Researchers flag five risks in clinical AI scribe systems
TL;DR:
- A peer-reviewed paper in the International Journal of Medical Informatics identifies five socio-technical risks in clinical speech-to-text systems.
- The risks: inconsistent consent practices, weaker performance on accented and disordered speech, clinical background noise, missing human review, and unclear accountability for errors.
- Author Nelly Elsayed says full human review of AI-generated notes — not just the opening lines — removes a fair share of the concern.
Just as AI scribes move from pilots to routine clinical use, a new study sets out where they can go wrong. Nelly Elsayed, associate professor at the University of Cincinnati, reviewed existing research, ethical guidelines and regulation and concludes adoption is outpacing oversight in AI-driven medical documentation.
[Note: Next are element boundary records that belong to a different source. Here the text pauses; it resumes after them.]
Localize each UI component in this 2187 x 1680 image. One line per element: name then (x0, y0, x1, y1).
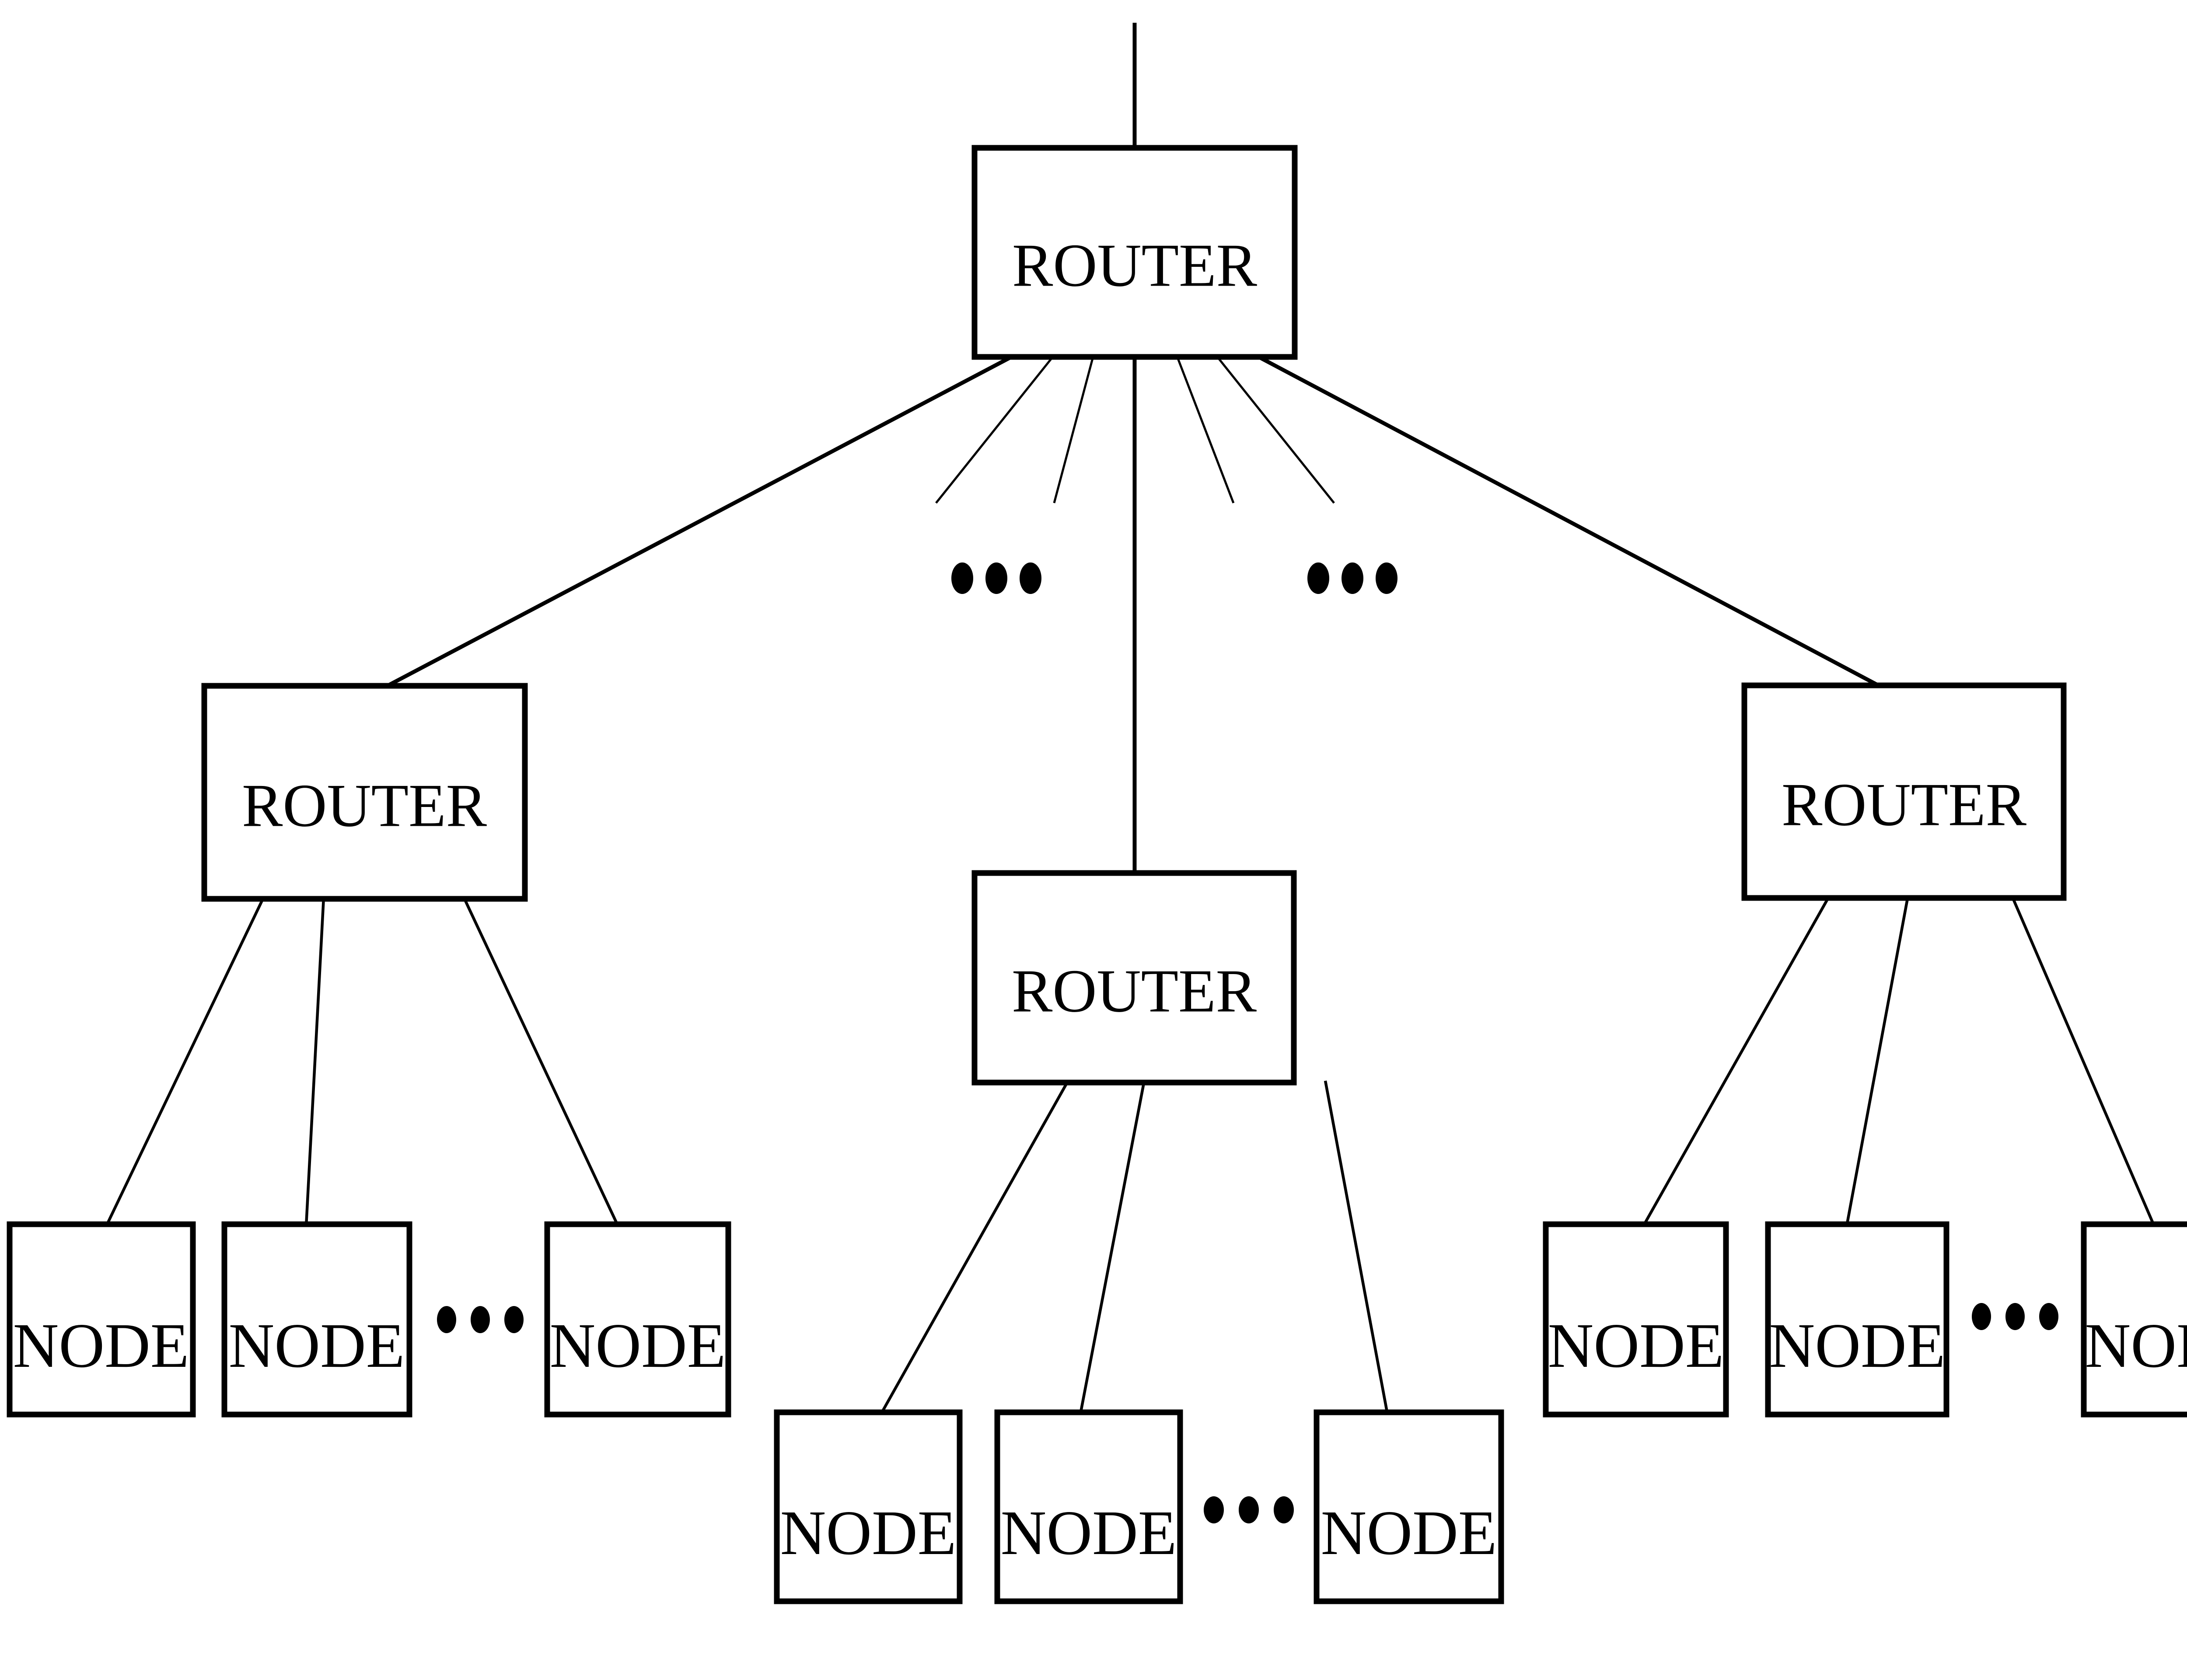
center-router-label: ROUTER (1012, 957, 1257, 1025)
ellipsis-dot (2005, 1303, 2025, 1330)
edge-right-router-to-node-3 (2011, 895, 2156, 1227)
center-node-3-box (1314, 1409, 1504, 1604)
right-node-1-box (1543, 1221, 1729, 1418)
ellipsis-dot (1972, 1303, 1991, 1330)
left-router-label: ROUTER (242, 772, 487, 840)
ellipsis-icon-root-fan-right (1307, 562, 1397, 594)
center-node-1-box (774, 1409, 963, 1604)
root-router: ROUTER (971, 145, 1298, 360)
ellipsis-dot (1342, 562, 1363, 594)
center-node-2-box (994, 1409, 1183, 1604)
edge-center-router-to-node-2 (1079, 1080, 1146, 1415)
edge-root-truncated-branch-2 (1053, 355, 1095, 503)
center-node-2-label: NODE (1001, 1498, 1177, 1568)
ellipsis-dot (1020, 562, 1041, 594)
center-router-box (971, 870, 1297, 1086)
ellipsis-icon-center-node-row (1204, 1496, 1294, 1523)
center-node-3-label: NODE (1321, 1498, 1497, 1568)
left-router-box (201, 683, 528, 902)
ellipsis-dot (1376, 562, 1397, 594)
right-node-2-box (1765, 1221, 1949, 1418)
ellipsis-dot (504, 1306, 524, 1333)
right-node-2-label: NODE (1769, 1311, 1946, 1381)
left-node-1-label: NODE (13, 1311, 189, 1381)
left-node-3-box (544, 1221, 731, 1418)
edge-root-truncated-branch-1 (935, 354, 1055, 504)
edge-left-router-to-node-2 (304, 897, 325, 1226)
edge-root-to-left-router (383, 353, 1016, 689)
ellipsis-dot (951, 562, 973, 594)
left-node-1-box (7, 1221, 196, 1418)
router-right: ROUTER (1741, 682, 2067, 901)
right-router-box (1741, 682, 2067, 901)
right-node-1-label: NODE (1548, 1311, 1724, 1381)
ellipsis-dot (1274, 1496, 1294, 1523)
left-node-2-label: NODE (229, 1311, 405, 1381)
left-node-2-box (221, 1221, 412, 1418)
ellipsis-icon-right-node-row (1972, 1303, 2058, 1330)
ellipsis-dot (2039, 1303, 2058, 1330)
root-router-box (971, 145, 1298, 360)
ellipsis-icon-root-fan-left (951, 562, 1041, 594)
edge-center-router-to-node-1 (880, 1080, 1069, 1415)
ellipsis-dot (471, 1306, 490, 1333)
node-group-left: NODE NODE NODE (7, 1221, 731, 1418)
edge-root-to-right-router (1254, 353, 1883, 689)
center-node-1-label: NODE (780, 1498, 957, 1568)
left-node-3-label: NODE (550, 1311, 726, 1381)
right-node-3-label: NODE (2085, 1311, 2187, 1381)
edge-root-truncated-branch-4 (1215, 354, 1335, 504)
edges (105, 23, 2156, 1415)
edge-left-router-to-node-3 (462, 896, 619, 1227)
ellipsis-dot (1204, 1496, 1224, 1523)
edge-left-router-to-node-1 (105, 896, 265, 1227)
right-node-3-box (2081, 1221, 2187, 1418)
node-group-center: NODE NODE NODE (774, 1409, 1504, 1604)
ellipsis-dot (1307, 562, 1329, 594)
edge-right-router-to-node-1 (1642, 895, 1831, 1227)
root-router-label: ROUTER (1012, 232, 1258, 300)
edge-right-router-to-node-2 (1845, 896, 1910, 1226)
edge-center-router-to-node-3 (1324, 1080, 1389, 1415)
ellipsis-icon-left-node-row (437, 1306, 524, 1333)
node-group-right: NODE NODE NODE (1543, 1221, 2187, 1418)
router-center: ROUTER (971, 870, 1297, 1086)
ellipsis-dot (1239, 1496, 1259, 1523)
edge-root-truncated-branch-3 (1175, 355, 1235, 503)
router-left: ROUTER (201, 683, 528, 902)
ellipsis-dot (985, 562, 1007, 594)
right-router-label: ROUTER (1782, 771, 2027, 839)
ellipsis-dot (437, 1306, 456, 1333)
The five risks are practical rather than exotic. Disclosure and consent practices vary between providers. Accuracy drops for patients with accents or speech disorders — a direct equity issue. Real clinical environments, full of beeping machines and overlapping conversation, degrade transcription trained in quiet conditions. Notes often go unreviewed, letting mistakes flow unchecked into records. And when errors happen, responsibility between software vendor and clinician is unclear.
Elsayed’s core fix is old-fashioned: a human in the loop checking that the text matches what was actually said, “for the entire text, not just for the first couple statements”. She also wants vendors to give clinicians explicit guidance on what the tools can and cannot do, and training before deployment rather than after incidents.
Timely reading for the NHS
The paper arrives as England scales exactly this technology. Fifteen West Midlands trusts are reporting real efficiency gains from the Heidi scribe rollout — six minutes saved per consultation, letter backlogs collapsing — while Healthwatch polling shows the public split on the tools, most wanting explicit consent first. Elsayed’s checklist reads like a bridge between those two stories: the gains are real, and so are the failure modes if consent, review and accountability are treated as afterthoughts.
Looking forward
The study’s message is that reliability in a demo is not reliability in a noisy clinic. For health systems buying at pace, the differentiator between vendors may soon be less the transcription accuracy headline than the audit trail, consent flow and review workflow wrapped around it.